Google 语音引擎是否可用与设备的 Android API 级别无关(只要它足够新 运行 Google 引擎),但设备上是否安装了实际的 Google 文本转语音引擎。

确保安装了 Google 引擎:

在 Android Studio 模拟器上:

创建一个新的模拟器和 select 一个在 "target" 列中具有 "Google APIs" 或 "Google Play" 的系统映像。

在真实设备上:

前往 Play 商店并安装 Google speech engine

Android 上的 TTS(或至少试图预测其行为)可能是真正的野兽。

文档:Java | Kotlin.

我做了一个小测试程序,应该可以为您解答这个问题。

它会向您显示 Google 引擎中包含的所有声音的列表,您可以单击它们并收听它们!耶!

它实际做了什么:

  • 使用 Google 文本转语音引擎初始化 TextToSpeech 对象(如果设备上存在)。
  • 让您从 ListView 中选择一个特定的声音,其中包含与代码中指定的区域设置(在本例中为英语)相对应的所有可能可用的声音...并且与 Google 文本的版本相对应-您已安装的语音转换引擎。

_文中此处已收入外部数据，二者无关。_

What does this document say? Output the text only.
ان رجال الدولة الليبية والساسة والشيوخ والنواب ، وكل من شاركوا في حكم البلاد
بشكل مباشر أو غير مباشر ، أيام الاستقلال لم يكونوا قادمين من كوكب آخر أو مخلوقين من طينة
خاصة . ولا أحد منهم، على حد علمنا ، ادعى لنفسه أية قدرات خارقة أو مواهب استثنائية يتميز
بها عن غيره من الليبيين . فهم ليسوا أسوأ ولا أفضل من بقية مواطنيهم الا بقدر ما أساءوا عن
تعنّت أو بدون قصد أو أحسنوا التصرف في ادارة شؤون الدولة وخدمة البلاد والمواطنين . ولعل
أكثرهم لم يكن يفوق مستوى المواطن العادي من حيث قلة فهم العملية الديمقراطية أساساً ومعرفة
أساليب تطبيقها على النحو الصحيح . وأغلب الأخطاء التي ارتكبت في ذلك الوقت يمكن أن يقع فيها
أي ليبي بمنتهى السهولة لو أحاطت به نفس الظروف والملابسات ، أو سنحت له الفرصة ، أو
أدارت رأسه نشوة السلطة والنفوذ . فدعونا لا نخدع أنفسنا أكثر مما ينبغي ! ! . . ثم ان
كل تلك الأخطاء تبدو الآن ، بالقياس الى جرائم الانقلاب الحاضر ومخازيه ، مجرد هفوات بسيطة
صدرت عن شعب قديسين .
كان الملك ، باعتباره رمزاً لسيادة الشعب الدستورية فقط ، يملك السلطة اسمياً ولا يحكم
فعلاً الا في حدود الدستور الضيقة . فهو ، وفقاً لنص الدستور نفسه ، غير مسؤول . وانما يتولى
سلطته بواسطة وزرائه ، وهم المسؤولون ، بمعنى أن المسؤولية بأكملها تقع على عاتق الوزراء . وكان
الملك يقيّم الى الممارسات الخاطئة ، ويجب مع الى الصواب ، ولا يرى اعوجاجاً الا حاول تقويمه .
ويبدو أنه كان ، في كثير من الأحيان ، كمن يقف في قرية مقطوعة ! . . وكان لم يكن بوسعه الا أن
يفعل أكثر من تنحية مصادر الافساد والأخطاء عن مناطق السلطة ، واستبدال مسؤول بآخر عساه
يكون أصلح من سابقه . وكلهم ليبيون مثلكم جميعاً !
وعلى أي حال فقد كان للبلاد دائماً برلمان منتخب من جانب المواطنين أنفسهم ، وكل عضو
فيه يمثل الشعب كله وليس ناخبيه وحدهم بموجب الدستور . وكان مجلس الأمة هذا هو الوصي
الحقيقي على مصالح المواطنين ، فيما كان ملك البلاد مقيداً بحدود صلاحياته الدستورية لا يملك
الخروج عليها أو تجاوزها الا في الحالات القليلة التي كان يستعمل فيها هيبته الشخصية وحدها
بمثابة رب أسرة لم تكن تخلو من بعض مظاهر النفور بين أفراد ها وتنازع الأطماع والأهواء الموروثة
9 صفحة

这样,你就可以测试所有的声音,看看你要找的"Google Assistant"声音是否在某处,如果没有,你可以继续检查[=86=的新版本] 文本转语音引擎发布。在我看来,本次测试的最高质量语音都是quality:400,并且指定需要网络连接

备注:

  • 即使是 "not installed." 语音(尤其是英语)很可能仍然 "play" 这是因为在使用 setVoice(Voice v) 时,(Google) 引擎将 return 一个 "success" int 即使请求的语音不可用(!),只要它手头上有其他 "back-up" 相同语言的语音。不幸的是,它在后台执行所有这些操作,并且仍然偷偷报告它使用的是与您请求的完全相同的语音,即使您使用 getVoice() 并比较对象也是如此。 :(.

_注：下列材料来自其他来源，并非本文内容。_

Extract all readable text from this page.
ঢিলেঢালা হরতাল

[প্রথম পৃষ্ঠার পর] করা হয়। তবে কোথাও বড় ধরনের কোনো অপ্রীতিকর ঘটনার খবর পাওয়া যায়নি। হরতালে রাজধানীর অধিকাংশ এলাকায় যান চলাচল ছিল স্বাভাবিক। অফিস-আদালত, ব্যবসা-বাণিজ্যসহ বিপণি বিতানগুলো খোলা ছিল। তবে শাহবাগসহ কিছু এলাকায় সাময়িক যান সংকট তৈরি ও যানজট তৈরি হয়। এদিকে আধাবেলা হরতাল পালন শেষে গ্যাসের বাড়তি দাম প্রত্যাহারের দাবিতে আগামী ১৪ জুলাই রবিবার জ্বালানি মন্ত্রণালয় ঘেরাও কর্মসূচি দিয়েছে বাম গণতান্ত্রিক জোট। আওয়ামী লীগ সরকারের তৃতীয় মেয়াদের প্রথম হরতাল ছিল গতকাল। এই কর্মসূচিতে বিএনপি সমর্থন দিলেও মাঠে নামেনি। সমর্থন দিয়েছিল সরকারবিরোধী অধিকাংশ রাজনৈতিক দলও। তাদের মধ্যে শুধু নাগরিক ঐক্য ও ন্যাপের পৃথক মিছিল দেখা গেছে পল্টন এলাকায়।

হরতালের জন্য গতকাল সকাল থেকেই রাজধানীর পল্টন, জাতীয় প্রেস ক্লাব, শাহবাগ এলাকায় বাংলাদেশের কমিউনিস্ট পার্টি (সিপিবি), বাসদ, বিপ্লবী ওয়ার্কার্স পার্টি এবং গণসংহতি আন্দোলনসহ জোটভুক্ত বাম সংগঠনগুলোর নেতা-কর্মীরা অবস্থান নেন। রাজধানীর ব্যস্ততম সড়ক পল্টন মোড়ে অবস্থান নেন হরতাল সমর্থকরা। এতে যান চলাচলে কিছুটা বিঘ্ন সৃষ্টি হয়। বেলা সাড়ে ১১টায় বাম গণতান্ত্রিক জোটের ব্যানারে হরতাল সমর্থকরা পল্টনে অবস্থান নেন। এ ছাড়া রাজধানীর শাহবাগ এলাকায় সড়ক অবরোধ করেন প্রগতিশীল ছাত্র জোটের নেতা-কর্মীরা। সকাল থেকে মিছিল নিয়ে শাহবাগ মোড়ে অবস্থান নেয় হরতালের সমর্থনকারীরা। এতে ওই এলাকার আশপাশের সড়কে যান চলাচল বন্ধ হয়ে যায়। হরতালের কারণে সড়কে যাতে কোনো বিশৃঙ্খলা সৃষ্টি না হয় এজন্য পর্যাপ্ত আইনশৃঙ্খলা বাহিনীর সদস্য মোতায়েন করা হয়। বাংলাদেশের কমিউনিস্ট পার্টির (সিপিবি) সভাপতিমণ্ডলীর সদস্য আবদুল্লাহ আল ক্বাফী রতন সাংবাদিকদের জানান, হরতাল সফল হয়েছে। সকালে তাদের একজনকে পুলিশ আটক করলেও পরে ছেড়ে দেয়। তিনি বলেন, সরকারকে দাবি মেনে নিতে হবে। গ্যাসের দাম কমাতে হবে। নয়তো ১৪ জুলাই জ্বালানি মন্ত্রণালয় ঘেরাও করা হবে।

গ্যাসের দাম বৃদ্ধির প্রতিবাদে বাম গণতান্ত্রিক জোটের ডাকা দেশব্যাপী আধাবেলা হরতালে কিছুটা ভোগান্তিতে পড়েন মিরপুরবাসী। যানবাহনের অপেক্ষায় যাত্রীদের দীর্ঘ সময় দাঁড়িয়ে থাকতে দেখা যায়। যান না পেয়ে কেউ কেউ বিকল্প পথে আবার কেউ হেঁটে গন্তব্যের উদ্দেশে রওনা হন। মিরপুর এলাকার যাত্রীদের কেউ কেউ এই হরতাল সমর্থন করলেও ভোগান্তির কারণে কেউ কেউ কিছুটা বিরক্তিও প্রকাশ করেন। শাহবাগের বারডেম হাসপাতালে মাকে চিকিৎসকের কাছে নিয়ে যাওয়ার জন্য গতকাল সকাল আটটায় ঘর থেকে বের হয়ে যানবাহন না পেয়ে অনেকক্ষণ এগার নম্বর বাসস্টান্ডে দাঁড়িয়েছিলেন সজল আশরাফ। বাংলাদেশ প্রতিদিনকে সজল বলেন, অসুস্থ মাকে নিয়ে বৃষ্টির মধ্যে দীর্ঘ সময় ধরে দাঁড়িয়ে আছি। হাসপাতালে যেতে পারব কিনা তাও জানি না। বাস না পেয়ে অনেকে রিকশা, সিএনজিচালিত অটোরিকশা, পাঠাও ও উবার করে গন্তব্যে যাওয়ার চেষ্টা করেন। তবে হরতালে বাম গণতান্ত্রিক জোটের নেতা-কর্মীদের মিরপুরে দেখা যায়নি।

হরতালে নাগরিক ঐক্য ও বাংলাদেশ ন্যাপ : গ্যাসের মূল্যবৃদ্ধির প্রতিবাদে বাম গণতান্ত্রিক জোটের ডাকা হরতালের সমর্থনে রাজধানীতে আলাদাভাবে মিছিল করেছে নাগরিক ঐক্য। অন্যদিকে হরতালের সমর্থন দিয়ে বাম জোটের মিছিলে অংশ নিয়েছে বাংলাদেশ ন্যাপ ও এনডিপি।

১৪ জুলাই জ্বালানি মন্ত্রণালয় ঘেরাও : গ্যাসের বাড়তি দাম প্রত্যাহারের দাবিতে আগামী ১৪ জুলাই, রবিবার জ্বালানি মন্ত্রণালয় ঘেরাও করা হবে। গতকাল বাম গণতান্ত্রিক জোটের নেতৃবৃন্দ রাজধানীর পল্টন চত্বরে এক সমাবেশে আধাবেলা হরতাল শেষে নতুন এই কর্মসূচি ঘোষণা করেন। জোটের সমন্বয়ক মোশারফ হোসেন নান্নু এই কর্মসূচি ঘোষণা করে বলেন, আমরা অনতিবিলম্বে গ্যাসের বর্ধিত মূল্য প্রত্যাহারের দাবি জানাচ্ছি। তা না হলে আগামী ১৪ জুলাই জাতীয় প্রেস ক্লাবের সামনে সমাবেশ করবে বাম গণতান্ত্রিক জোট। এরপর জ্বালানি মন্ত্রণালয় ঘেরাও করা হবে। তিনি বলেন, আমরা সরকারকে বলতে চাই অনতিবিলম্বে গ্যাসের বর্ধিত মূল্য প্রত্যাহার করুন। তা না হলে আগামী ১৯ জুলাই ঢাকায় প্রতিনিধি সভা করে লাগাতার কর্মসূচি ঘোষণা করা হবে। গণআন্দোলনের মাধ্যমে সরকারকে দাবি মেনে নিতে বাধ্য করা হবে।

  • 一般来说,如果语音提示已安装,那么您听到的就是您请求的语音。

  • 出于这些原因,您需要确保在测试这些语音时处于互联网上(以便在您请求不可用的语音时自动安装)...以及这样需要网络连接的声音就不会 "auto-downgrade."

  • 您可以swipe/refresh语音列表查看语音是否已经安装,或者使用系统下拉菜单查看下载...或者进入Google设备系统设置中的文字转语音设置。

  • 在列表视图中,"network required," 和 "installed," 等语音功能只是 Google 引擎报告内容的回声,可能并不准确。 :(

  • Voice class documentation中指定的最大可能语音质量是500。在我的测试中,我只能找到质量最高为400的语音。这可能是因为我没有最新版本我的测试设备上安装了 Google 个文本转语音(我没有 Play Store 访问权限来更新它)。如果您使用的是真实设备,我建议您使用 Google Play 商店安装最新版本的 Google TTS。您可以在日志中验证引擎版本。根据维基百科,撰写本文时的最新版本是 3.15.18.200023596。我的测试设备上的版本是 3.13.1.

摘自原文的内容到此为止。